Meetup on the 16th in Westfeild Belconnen from 10am - 4pm. Anyone interested?


----------



## darkerarceus (Apr 14, 2013)

ottozing said:


> Meetup on the 16th in *Westfield *Belconnen from 10am - 4pm. Anyone interested?



Sounds good


----------



## ottozing (Apr 15, 2013)

BUMP. So far, only me and Duy are able to go.
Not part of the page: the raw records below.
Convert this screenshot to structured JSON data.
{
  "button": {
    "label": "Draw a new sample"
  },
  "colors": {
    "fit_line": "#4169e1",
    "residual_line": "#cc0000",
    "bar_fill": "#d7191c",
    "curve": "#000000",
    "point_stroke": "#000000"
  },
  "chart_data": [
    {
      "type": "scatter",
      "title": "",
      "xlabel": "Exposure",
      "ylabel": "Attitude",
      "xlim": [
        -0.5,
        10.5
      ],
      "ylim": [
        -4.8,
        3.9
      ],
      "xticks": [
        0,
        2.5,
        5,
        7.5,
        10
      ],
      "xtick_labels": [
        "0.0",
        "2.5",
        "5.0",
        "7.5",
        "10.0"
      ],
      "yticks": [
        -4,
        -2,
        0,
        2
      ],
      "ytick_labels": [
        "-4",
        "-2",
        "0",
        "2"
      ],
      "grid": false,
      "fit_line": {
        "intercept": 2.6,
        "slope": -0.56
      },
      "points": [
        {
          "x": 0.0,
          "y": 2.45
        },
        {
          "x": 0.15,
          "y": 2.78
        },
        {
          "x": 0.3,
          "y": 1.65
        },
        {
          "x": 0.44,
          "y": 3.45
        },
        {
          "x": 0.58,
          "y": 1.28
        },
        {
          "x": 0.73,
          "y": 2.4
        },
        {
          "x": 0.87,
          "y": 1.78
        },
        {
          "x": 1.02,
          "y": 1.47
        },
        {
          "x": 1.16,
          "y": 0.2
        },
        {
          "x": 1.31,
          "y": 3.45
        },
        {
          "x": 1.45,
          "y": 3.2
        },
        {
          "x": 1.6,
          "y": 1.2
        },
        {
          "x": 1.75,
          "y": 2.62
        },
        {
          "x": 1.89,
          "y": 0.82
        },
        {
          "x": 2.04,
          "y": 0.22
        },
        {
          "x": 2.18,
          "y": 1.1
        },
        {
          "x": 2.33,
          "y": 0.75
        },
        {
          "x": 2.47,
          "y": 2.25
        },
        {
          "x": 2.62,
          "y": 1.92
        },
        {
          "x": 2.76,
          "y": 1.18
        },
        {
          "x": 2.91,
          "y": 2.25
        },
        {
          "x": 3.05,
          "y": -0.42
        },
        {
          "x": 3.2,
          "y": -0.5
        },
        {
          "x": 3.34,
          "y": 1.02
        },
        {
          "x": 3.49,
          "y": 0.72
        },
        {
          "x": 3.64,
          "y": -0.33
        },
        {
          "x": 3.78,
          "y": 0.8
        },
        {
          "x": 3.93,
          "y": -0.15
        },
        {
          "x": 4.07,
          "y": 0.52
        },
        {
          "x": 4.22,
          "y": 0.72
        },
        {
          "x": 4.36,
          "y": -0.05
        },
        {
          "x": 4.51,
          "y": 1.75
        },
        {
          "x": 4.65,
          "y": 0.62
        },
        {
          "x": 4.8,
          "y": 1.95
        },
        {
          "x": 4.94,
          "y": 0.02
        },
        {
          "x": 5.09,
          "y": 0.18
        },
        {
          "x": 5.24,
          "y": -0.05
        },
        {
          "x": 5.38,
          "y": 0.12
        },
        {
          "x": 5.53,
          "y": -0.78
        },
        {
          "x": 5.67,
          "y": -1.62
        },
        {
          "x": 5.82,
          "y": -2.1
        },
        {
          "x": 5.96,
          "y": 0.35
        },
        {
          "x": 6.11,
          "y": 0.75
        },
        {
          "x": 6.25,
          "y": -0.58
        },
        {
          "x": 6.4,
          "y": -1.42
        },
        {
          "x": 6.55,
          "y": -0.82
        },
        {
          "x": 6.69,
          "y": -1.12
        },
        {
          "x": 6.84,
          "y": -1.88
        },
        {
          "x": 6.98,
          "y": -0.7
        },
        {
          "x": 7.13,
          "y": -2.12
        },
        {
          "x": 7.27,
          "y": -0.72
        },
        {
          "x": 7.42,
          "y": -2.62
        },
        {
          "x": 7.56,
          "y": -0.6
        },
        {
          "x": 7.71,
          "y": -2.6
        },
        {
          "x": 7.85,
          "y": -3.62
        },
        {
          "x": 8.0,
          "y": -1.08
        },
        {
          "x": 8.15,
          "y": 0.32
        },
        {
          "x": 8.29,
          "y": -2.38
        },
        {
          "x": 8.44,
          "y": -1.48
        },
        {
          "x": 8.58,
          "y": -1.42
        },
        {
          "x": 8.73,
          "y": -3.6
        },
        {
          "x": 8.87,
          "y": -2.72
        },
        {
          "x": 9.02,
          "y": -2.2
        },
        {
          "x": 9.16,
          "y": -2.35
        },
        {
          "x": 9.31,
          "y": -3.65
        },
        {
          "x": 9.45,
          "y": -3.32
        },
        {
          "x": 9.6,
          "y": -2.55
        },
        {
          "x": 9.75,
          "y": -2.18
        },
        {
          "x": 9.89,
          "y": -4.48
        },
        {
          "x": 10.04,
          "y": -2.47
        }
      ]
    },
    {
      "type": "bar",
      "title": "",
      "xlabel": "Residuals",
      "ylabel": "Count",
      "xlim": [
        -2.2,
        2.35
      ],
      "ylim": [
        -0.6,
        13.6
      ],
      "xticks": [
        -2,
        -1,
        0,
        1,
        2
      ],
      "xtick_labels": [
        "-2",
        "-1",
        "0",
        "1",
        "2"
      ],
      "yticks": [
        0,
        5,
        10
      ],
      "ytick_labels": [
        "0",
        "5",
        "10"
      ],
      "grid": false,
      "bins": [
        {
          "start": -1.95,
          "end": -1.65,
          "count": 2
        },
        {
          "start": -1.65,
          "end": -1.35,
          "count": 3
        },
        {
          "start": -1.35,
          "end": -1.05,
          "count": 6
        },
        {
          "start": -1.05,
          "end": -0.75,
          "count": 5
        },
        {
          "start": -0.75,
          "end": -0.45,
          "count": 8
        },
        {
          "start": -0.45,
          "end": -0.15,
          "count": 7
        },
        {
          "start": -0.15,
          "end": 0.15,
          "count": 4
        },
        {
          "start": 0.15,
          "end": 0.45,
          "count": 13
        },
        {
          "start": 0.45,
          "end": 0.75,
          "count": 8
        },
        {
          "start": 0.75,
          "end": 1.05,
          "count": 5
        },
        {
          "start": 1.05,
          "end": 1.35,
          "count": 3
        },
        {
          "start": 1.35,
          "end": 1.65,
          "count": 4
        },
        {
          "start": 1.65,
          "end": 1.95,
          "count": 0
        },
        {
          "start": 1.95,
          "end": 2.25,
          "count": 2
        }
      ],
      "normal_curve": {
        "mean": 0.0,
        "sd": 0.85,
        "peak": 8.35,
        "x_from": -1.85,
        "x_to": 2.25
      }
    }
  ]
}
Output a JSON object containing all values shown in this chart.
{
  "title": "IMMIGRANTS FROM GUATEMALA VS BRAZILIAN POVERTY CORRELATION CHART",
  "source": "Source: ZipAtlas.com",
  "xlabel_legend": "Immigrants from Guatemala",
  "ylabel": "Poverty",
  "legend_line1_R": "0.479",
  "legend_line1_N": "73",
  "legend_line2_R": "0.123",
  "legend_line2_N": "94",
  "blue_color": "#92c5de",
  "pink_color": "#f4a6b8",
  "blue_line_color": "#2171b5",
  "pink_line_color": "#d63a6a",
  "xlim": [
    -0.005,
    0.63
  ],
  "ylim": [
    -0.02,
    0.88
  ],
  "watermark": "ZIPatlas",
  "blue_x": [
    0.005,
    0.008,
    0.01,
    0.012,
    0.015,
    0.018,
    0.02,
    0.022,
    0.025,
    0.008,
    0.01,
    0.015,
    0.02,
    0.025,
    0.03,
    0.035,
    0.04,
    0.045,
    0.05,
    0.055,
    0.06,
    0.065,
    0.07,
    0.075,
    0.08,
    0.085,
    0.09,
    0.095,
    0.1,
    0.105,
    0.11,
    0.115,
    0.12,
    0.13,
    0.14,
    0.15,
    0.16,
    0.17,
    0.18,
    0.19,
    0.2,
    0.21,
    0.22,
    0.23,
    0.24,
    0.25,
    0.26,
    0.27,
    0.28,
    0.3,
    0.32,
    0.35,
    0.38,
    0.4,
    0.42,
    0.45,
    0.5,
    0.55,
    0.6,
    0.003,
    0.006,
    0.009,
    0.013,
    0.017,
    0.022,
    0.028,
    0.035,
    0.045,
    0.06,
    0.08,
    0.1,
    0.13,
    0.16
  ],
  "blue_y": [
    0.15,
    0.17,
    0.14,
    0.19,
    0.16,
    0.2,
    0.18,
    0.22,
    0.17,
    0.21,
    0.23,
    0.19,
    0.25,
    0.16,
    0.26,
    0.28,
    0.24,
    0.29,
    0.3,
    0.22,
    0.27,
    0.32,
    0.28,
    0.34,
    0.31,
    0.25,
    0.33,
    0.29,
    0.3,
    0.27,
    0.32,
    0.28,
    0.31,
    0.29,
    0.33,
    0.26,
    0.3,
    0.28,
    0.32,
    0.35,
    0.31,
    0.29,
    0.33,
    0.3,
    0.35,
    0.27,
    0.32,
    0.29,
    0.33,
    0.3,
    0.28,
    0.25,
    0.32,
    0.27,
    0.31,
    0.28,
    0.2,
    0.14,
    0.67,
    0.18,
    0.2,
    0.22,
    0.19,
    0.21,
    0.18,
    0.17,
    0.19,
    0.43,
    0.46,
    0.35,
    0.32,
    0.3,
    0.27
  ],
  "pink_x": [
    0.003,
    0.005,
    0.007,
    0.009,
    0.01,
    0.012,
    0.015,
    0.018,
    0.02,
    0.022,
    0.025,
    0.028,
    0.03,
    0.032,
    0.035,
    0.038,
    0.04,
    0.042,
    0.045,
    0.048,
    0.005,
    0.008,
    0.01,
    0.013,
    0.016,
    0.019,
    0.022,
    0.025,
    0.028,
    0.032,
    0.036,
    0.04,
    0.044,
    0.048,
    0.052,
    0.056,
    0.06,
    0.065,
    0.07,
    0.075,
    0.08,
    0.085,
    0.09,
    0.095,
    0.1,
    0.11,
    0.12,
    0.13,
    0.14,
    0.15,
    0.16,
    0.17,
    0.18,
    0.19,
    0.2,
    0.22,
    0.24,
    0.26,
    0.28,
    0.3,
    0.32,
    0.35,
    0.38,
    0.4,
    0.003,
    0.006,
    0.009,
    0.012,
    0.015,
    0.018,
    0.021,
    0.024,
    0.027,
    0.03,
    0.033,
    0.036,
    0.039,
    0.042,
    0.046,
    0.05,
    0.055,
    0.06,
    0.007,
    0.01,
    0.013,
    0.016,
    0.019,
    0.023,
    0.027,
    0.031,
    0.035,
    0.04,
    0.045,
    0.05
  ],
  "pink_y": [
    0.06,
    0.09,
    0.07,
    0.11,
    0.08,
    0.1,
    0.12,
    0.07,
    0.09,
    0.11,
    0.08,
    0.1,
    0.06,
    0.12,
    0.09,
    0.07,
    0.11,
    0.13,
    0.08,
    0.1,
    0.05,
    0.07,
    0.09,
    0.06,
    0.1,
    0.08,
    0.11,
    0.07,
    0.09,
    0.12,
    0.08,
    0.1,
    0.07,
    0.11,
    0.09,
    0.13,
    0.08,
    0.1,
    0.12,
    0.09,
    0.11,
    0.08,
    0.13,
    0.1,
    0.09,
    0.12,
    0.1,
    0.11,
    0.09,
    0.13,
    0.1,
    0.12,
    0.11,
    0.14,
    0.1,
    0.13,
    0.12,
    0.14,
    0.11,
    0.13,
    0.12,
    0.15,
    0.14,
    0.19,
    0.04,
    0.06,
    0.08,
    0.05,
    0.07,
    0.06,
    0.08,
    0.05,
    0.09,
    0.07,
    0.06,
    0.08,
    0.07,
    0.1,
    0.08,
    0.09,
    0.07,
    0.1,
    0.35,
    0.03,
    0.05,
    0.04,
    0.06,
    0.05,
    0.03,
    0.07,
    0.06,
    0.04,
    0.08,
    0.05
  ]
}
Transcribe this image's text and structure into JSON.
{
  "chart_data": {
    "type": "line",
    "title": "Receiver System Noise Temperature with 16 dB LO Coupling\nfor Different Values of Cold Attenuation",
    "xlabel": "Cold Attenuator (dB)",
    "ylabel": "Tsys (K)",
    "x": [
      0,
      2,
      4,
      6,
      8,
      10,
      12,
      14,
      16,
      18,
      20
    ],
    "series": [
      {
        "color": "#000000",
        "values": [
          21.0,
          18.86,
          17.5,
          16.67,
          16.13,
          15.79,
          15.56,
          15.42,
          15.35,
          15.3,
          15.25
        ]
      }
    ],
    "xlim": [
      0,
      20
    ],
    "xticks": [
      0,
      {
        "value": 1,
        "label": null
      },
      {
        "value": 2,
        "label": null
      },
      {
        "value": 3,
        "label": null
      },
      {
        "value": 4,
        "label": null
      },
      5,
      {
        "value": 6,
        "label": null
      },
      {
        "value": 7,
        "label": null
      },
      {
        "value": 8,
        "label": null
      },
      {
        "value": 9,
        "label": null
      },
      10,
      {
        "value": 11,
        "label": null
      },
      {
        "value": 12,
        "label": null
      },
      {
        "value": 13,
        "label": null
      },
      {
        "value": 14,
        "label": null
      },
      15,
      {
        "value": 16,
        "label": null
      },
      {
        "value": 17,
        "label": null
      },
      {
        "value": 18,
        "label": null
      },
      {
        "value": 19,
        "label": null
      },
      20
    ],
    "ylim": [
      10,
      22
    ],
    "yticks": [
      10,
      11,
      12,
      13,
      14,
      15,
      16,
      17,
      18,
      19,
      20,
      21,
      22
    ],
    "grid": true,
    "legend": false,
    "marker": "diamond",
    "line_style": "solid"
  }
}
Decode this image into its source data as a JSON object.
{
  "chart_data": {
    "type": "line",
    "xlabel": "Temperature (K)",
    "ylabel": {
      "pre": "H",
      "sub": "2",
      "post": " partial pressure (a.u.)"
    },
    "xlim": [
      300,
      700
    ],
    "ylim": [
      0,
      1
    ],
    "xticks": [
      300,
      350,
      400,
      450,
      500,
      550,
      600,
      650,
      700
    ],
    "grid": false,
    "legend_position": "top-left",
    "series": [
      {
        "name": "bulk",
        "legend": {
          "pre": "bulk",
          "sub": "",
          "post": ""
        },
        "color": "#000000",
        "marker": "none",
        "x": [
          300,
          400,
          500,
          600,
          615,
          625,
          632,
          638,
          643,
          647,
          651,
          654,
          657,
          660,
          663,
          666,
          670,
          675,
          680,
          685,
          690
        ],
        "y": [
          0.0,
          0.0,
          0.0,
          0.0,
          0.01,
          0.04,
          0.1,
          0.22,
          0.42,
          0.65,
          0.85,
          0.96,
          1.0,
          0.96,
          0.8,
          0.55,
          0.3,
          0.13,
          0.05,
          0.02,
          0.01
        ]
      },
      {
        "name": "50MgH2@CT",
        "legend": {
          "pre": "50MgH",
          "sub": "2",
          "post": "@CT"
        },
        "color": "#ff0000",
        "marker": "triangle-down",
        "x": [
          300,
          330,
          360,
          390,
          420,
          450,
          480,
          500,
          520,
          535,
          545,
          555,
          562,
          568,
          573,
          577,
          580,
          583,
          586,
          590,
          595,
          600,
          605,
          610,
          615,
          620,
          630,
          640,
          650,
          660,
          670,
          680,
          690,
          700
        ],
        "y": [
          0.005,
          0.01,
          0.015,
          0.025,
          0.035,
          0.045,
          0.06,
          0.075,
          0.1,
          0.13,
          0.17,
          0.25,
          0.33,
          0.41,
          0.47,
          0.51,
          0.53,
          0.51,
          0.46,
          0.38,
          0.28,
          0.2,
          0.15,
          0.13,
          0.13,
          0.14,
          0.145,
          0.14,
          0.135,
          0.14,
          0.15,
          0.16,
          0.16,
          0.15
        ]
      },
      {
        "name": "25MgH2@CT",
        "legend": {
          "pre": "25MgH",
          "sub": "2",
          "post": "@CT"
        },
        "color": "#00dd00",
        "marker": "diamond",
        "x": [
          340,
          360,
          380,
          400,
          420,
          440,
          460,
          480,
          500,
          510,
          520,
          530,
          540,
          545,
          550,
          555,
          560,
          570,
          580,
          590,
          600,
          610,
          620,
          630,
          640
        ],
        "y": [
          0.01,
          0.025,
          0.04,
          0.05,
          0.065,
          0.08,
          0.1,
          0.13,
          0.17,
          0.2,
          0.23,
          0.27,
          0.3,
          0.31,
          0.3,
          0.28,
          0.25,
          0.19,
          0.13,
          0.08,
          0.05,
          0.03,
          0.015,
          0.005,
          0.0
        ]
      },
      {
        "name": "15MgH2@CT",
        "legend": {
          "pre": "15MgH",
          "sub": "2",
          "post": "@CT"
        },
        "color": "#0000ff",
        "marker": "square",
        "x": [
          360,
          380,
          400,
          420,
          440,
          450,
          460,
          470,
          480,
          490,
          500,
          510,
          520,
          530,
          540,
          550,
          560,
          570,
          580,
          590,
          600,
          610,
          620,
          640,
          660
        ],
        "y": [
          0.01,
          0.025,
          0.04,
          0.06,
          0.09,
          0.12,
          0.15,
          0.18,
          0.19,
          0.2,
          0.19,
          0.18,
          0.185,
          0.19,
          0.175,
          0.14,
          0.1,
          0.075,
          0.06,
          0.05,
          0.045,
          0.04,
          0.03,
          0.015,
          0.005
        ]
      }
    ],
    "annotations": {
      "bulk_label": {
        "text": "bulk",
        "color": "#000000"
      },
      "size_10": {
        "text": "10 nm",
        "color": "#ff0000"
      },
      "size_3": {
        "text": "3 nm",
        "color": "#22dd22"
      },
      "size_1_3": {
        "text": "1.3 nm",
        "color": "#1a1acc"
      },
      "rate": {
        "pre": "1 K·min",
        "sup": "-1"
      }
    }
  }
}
If we don't get atleast 1 more person going, then the meetup's off.


----------



## god of rubic 2 (Apr 15, 2013)

Add me to the skype group.


----------



## CJF2L 1 (Apr 15, 2013)

same


----------



## Logical101 (Sep 30, 2013)

Realy hard bump!
anyone up for a meet up in Canberra?


----------



## ottozing (Sep 30, 2013)

Sure  If you get enough interest I'll propose a date and location.


----------



## Logical101 (Dec 1, 2013)

bump


----------



## Yimpy123 (Apr 3, 2015)

*hard bump*


----------



## darkerarceus (Apr 3, 2015)

Yep, but I don't really post much. =P Jayden (ottozing) is pretty active though.


----------



## Yimpy123 (Apr 6, 2015)

Nice, I'll suppose we can discuss this with others at Canberra Autumn and we can see how we go from there, and maybe try and get others active on this tread.


----------